Photo By: Max Lonzanida
VIRIN: 220528-N-TG517-021
VIRGINIA BEACH --  Asian American and Pacific Islander Heritage month was celebrated on Saturday, May 28 with the unveiling of Virginia’s newest highway historical marker at the Philippine Cultural Center in Virginia Beach.

The marker honors the service of Filipino Sailors who served in the U.S. Navy.The unveiling and dedication attracted scores of dignitaries and guests from the Hampton Roads region, including many Filipinos who served in the U.S. Navy and members of their families. Saturday’s event was sponsored by The Council of United Filipino Organizations of Tidewater, Inc. (CUFOT), and the Filipino American National Historical Society-Hampton Roads Chapter (FANS-HR), with support from the Commonwealth of Virginia, City of Virginia Beach, and the Hampton Roads Naval Museum among others.

Congresswoman Elaine Luria, (D, VA-02) offered some remarks during the event. “Hampton Roads would not be what it is without the rich history and vibrant culture of the Navy and our Filipino community, and it is a great day to come together and celebrate these two institutions that have such an impact in our area,” Luria said in her remarks. “This long-awaited honor will recognize the service of countless Filipino and Filipino American men and women who have served and currently serve in the Navy.”

According to a news release from CUFOT, the majority of the estimated 45,000 Filipino-Americans living in the region can trace their lineage to a Filipino relative who served in the U.S. Navy. This newest historical marker was selected after Governor Ralph Northam announced five historical markers that highlighted the contributions of Asian American and Pacific Islanders to Virginia and the nation in August 2021.

Rear Adm. Alan Reyes, who serves as the Deputy Commander of Naval Supply Systems Command (NAVSUP) served as the keynote speaker. Reyes, a Filipino-American, recognized “the contributions of Filipino Americans to our great Navy and to our great nation for over 120 years since President William McKinley signed an executive order in 1901 allowing the Navy to enlist 500 Filipinos. “I’d also like to personally recognize the many Filipino Americans, Navy veterans and retirees, currently serving Sailors and their families who are joining us on this wonderful day here in Virginia Beach. You are truly the embodiment of why we are here today.”
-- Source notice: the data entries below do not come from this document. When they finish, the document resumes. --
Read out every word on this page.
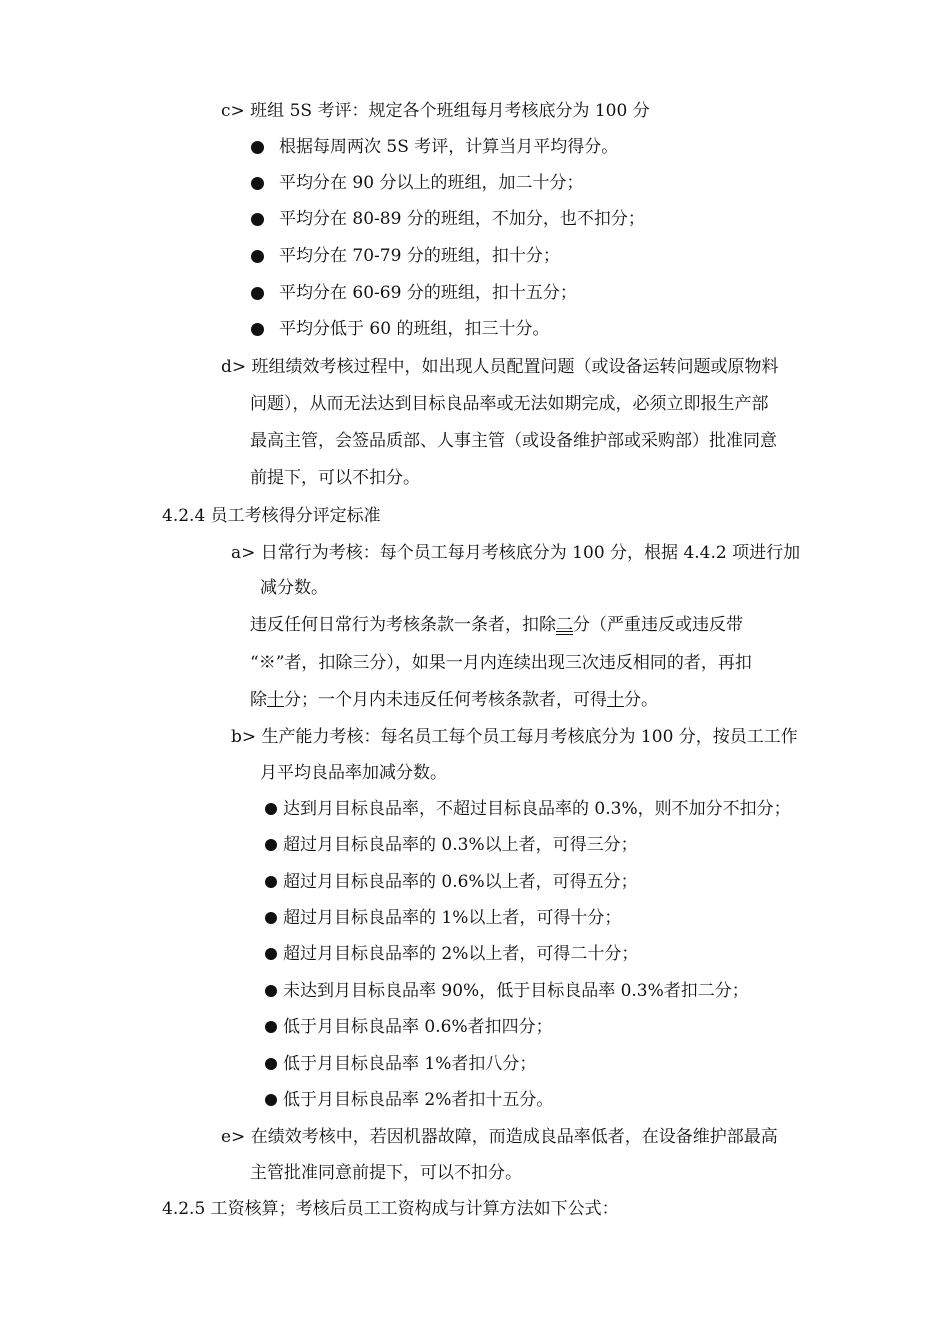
c> 班组 5S 考评：规定各个班组每月考核底分为 100 分
根据每周两次 5S 考评，计算当月平均得分。
平均分在 90 分以上的班组，加二十分；
平均分在 80-89 分的班组，不加分，也不扣分；
平均分在 70-79 分的班组，扣十分；
平均分在 60-69 分的班组，扣十五分；
平均分低于 60 的班组，扣三十分。
d> 班组绩效考核过程中，如出现人员配置问题（或设备运转问题或原物料
问题），从而无法达到目标良品率或无法如期完成，必须立即报生产部
最高主管，会签品质部、人事主管（或设备维护部或采购部）批准同意
前提下，可以不扣分。
4.2.4 员工考核得分评定标准
a> 日常行为考核：每个员工每月考核底分为 100 分，根据 4.4.2 项进行加
减分数。
违反任何日常行为考核条款一条者，扣除二分（严重违反或违反带
“※”者，扣除三分），如果一月内连续出现三次违反相同的者，再扣
除十分；一个月内未违反任何考核条款者，可得十分。
b> 生产能力考核：每名员工每个员工每月考核底分为 100 分，按员工工作
月平均良品率加减分数。
达到月目标良品率，不超过目标良品率的 0.3%，则不加分不扣分；
超过月目标良品率的 0.3%以上者，可得三分；
超过月目标良品率的 0.6%以上者，可得五分；
超过月目标良品率的 1%以上者，可得十分；
超过月目标良品率的 2%以上者，可得二十分；
未达到月目标良品率 90%，低于目标良品率 0.3%者扣二分；
低于月目标良品率 0.6%者扣四分；
低于月目标良品率 1%者扣八分；
低于月目标良品率 2%者扣十五分。
e> 在绩效考核中，若因机器故障，而造成良品率低者，在设备维护部最高
主管批准同意前提下，可以不扣分。
4.2.5 工资核算；考核后员工工资构成与计算方法如下公式：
Julie Langan, Director of the Virginia Department of Historic Resources, noted that state historical highway markers are “the most publicly accessible and visible program, and it teaches the public about our rich range of Virginia history.” Langan also noted that Virginia’s roughly 2,500 historical markers are among the oldest in the nation, and date back to 1920.

Among the dignitaries offering remarks at the event were Mayor Robert Dyer of Virginia Beach, the Honorable Craig Crenshaw, Secretary of Veterans and Defense Affairs for the Commonwealth of Virginia, Congressman Robert Scott of Virginia’s Third Congressional District, and State Delegate Kelly Fowler, who represents the 21st District in Virginia’s House of Delegates.
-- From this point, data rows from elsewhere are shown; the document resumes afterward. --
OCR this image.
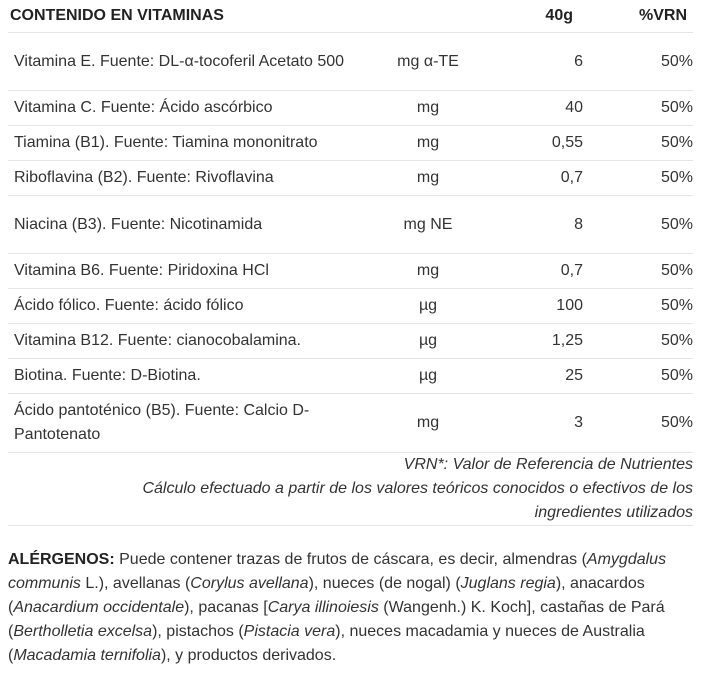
CONTENIDO EN VITAMINAS		40g	%VRN
Vitamina E. Fuente: DL-α-tocoferil Acetato 500	mg α-TE	6	50%
Vitamina C. Fuente: Ácido ascórbico	mg	40	50%
Tiamina (B1). Fuente: Tiamina mononitrato	mg	0,55	50%
Riboflavina (B2). Fuente: Rivoflavina	mg	0,7	50%
Niacina (B3). Fuente: Nicotinamida	mg NE	8	50%
Vitamina B6. Fuente: Piridoxina HCl	mg	0,7	50%
Ácido fólico. Fuente: ácido fólico	µg	100	50%
Vitamina B12. Fuente: cianocobalamina.	µg	1,25	50%
Biotina. Fuente: D-Biotina.	µg	25	50%
Ácido pantoténico (B5). Fuente: Calcio D-Pantotenato	mg	3	50%

VRN*: Valor de Referencia de Nutrientes
Cálculo efectuado a partir de los valores teóricos conocidos o efectivos de los ingredientes utilizados			

ALÉRGENOS: Puede contener trazas de frutos de cáscara, es decir, almendras (Amygdalus communis L.), avellanas (Corylus avellana), nueces (de nogal) (Juglans regia), anacardos (Anacardium occidentale), pacanas [Carya illinoiesis (Wangenh.) K. Koch], castañas de Pará (Bertholletia excelsa), pistachos (Pistacia vera), nueces macadamia y nueces de Australia (Macadamia ternifolia), y productos derivados.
Ray Obispo, President of FANS-HR and a teacher at Salem High School in Virginia Beach, read the text of the historical marker:

Filipinos in the U.S. Navy

Filipinos, who had served in the U.S. Navy as early as the Civil War, began enlisting in larger numbers after the U.S. took possession of the Philippines following the Spanish-American War. The Philippines gained independence in 1946, and an agreement negotiated the next year allowed the U.S. Navy to recruit Filipino nationals. Over the next four decades, about 35,000 Filipinos served in the Navy, initially as stewards and mess attendants. Eligible to serve in all enlisted and officer positions by the 1970s, they later rose to the Navy’s highest ranks. Filipino American communities often developed near naval bases; one of the nation’s largest such communities is here in Hampton Roads.
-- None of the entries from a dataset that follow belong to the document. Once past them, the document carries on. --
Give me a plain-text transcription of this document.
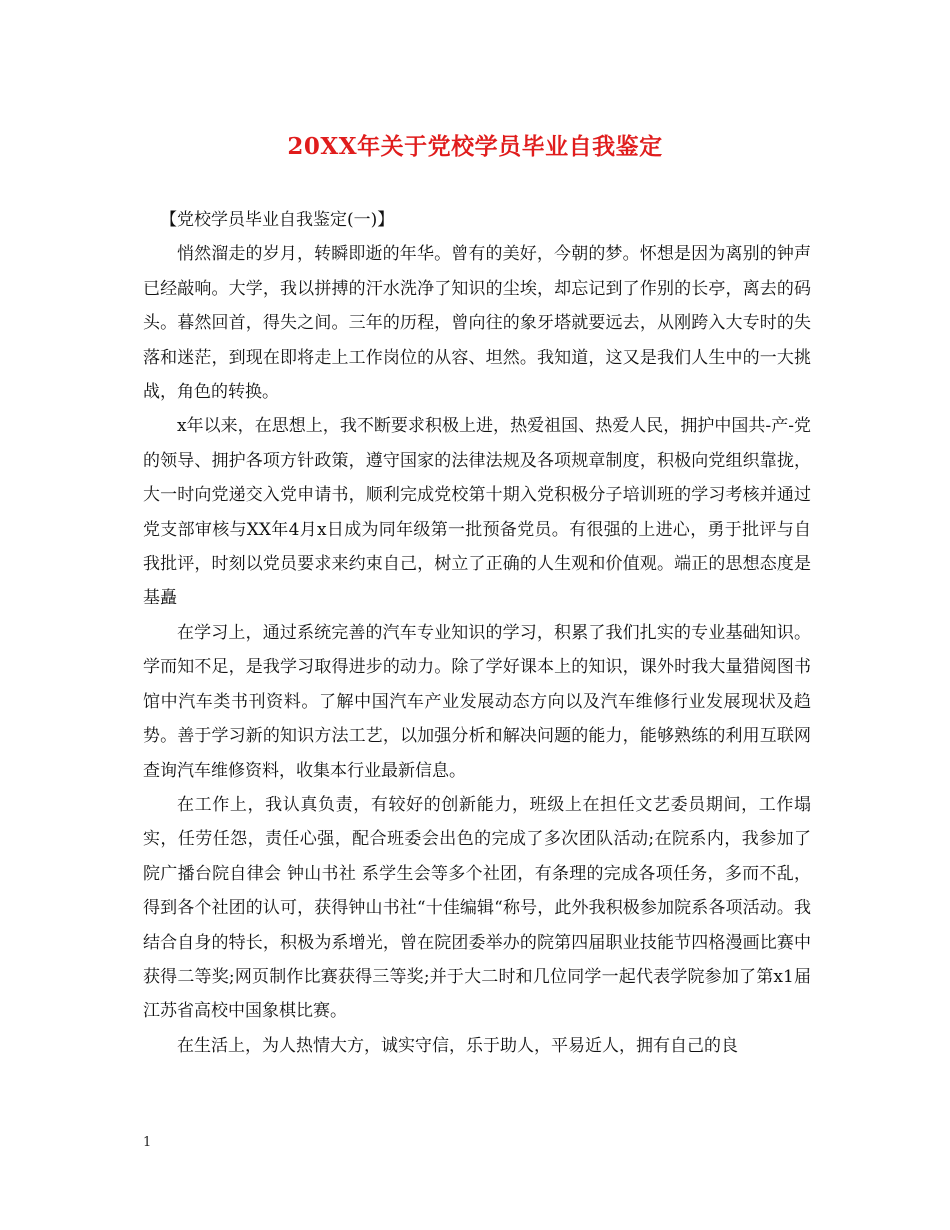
20XX年关于党校学员毕业自我鉴定

【党校学员毕业自我鉴定(一)】

悄然溜走的岁月，转瞬即逝的年华。曾有的美好，今朝的梦。怀想是因为离别的钟声已经敲响。大学，我以拼搏的汗水洗净了知识的尘埃，却忘记到了作别的长亭，离去的码头。暮然回首，得失之间。三年的历程，曾向往的象牙塔就要远去，从刚跨入大专时的失落和迷茫，到现在即将走上工作岗位的从容、坦然。我知道，这又是我们人生中的一大挑战，角色的转换。

x年以来，在思想上，我不断要求积极上进，热爱祖国、热爱人民，拥护中国共-产-党的领导、拥护各项方针政策，遵守国家的法律法规及各项规章制度，积极向党组织靠拢，大一时向党递交入党申请书，顺利完成党校第十期入党积极分子培训班的学习考核并通过党支部审核与XX年4月x日成为同年级第一批预备党员。有很强的上进心，勇于批评与自我批评，时刻以党员要求来约束自己，树立了正确的人生观和价值观。端正的思想态度是基矗

在学习上，通过系统完善的汽车专业知识的学习，积累了我们扎实的专业基础知识。学而知不足，是我学习取得进步的动力。除了学好课本上的知识，课外时我大量猎阅图书馆中汽车类书刊资料。了解中国汽车产业发展动态方向以及汽车维修行业发展现状及趋势。善于学习新的知识方法工艺，以加强分析和解决问题的能力，能够熟练的利用互联网查询汽车维修资料，收集本行业最新信息。

在工作上，我认真负责，有较好的创新能力，班级上在担任文艺委员期间，工作塌实，任劳任怨，责任心强，配合班委会出色的完成了多次团队活动;在院系内，我参加了院广播台院自律会 钟山书社 系学生会等多个社团，有条理的完成各项任务，多而不乱，得到各个社团的认可，获得钟山书社“十佳编辑“称号，此外我积极参加院系各项活动。我结合自身的特长，积极为系增光，曾在院团委举办的院第四届职业技能节四格漫画比赛中获得二等奖;网页制作比赛获得三等奖;并于大二时和几位同学一起代表学院参加了第x1届江苏省高校中国象棋比赛。

在生活上，为人热情大方，诚实守信，乐于助人，平易近人，拥有自己的良

1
At the conclusion of remarks, dignitaries and guests proceeded outdoors to watch as the historical marker was formally unveiled as Deacon Chris Romero, a U.S. Navy Veteran, offered a benediction. For those interested in seeing Virginia’s newest state historical marker honoring Filipinos in the U.S. Navy, the marker is located at the entrance to Philippine Cultural Center of Virginia at 4857 Baxter Road in Virginia Beach.